Hi all,
Being new here, and deffo not a computer whizz, I was reading something about Email Scanners and how they are not worth having because, IIRC:-
Viruses, etc. are only embedded in links or attachments and therefore only become active if you click or open.
Is this right?
Also, what if you don’t have Outlook or Outlook Express on your system… is there any point having the email part of the system active?
Secondly, these schemes only work if the recipient’s email account is configured to display HTML content. By setting the account to display emails in pure-text format only, the HTML isn’t loaded and as long as the actual attachment remains unopened, the user’s computer remains unharmed.
That is one of the reasons I use Pegasus Mail for my email client. It doesn’t do JavaScript, and doesn’t open attachments automatically, nor fetch files from embedded links. Thunderbird and some others don’t either. Using a good email client rather that web-based email is safer in general.

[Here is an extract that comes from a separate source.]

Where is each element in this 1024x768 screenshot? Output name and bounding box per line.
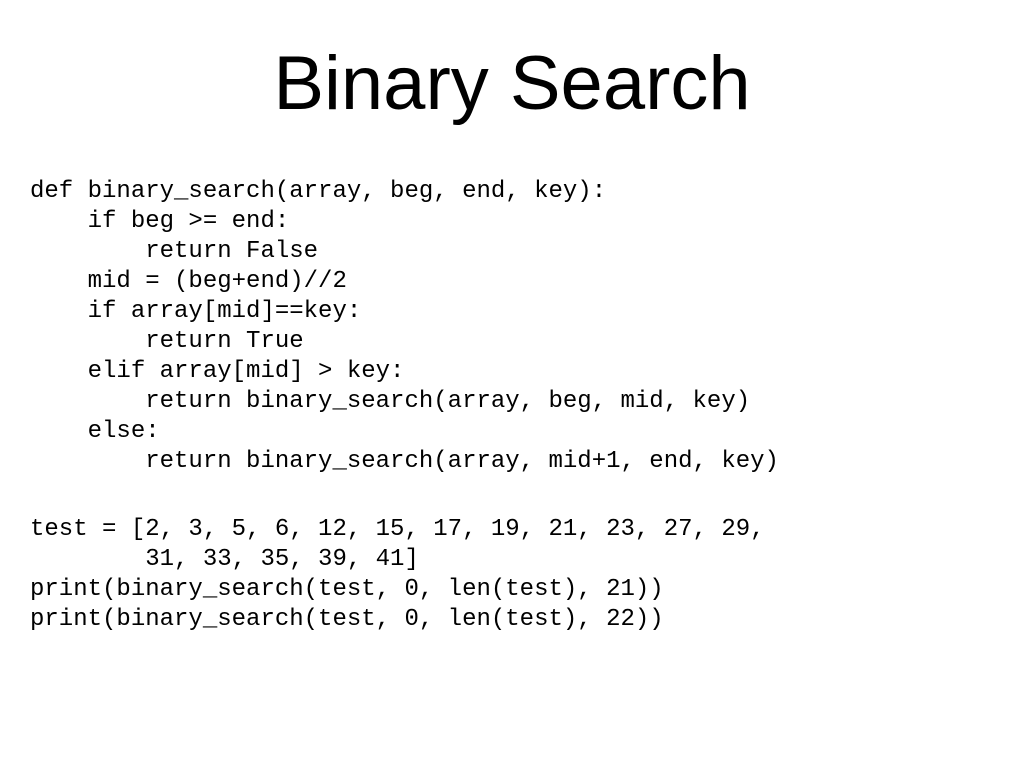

A mail scanner will get you little if you use web mail. Since the mail is web-based, there is nothing for a mail shield to scan incoming. There is always the chance, however, that if you got “botted” (infections that can use your PC to mass-SPAM) that a mail shields like Avast!'s would catch outgoing bad mail, since it scans both incoming and outgoing.
Really? More private, sure, but I was under the opposite impression, regardless of this new emerging threat. Or do you mean it can be safer, if the right measures are taken, given the amount of control is higher with mail client software?
Any email client that doesn’t allow active content without the user’s express action will be safer than opening the same message in a browser, especially if that browser isn’t configured to block the active content; JavaScript and plugins automatically loading the message payload. Granted, not all email clients are created equal. Pegasus Mail cannot act upon JavaScript nor ActiveX content simply because the capability isn’t built into it. It also, by default, doesn’t open any executables at all nor retrieve anything from external links in the message. I believe that Thunderbird and The Bat! (or whatever it is called now) are configured the same by default, but I’m not sure as I’ve never used them.
Any attachment I choose to save from a message is created in a temporary folder where Avast File Shield scans it before it is written to it’s final location. Any antivirus I’ve ever run in the past has scanned the temporary file when it is created.
GMail web interface does have some of these things turned off in it’s default settings, and is protected somewhat by it’s malware scanning of all messages, so there is also some protection offered there. But that also applies to GMail’s POP3 and IMAP retrieval of messages with an email client. Other email account providers offer much the same protection.
This was the reason for me originally joining the forum. I was infected with a spam bot that was only detected by the mail shield.
As a result, I will always recommend the mail shield, regardless of mail usage.
Though, to be fair, I have all shields installed following that mindset. That’s just me though.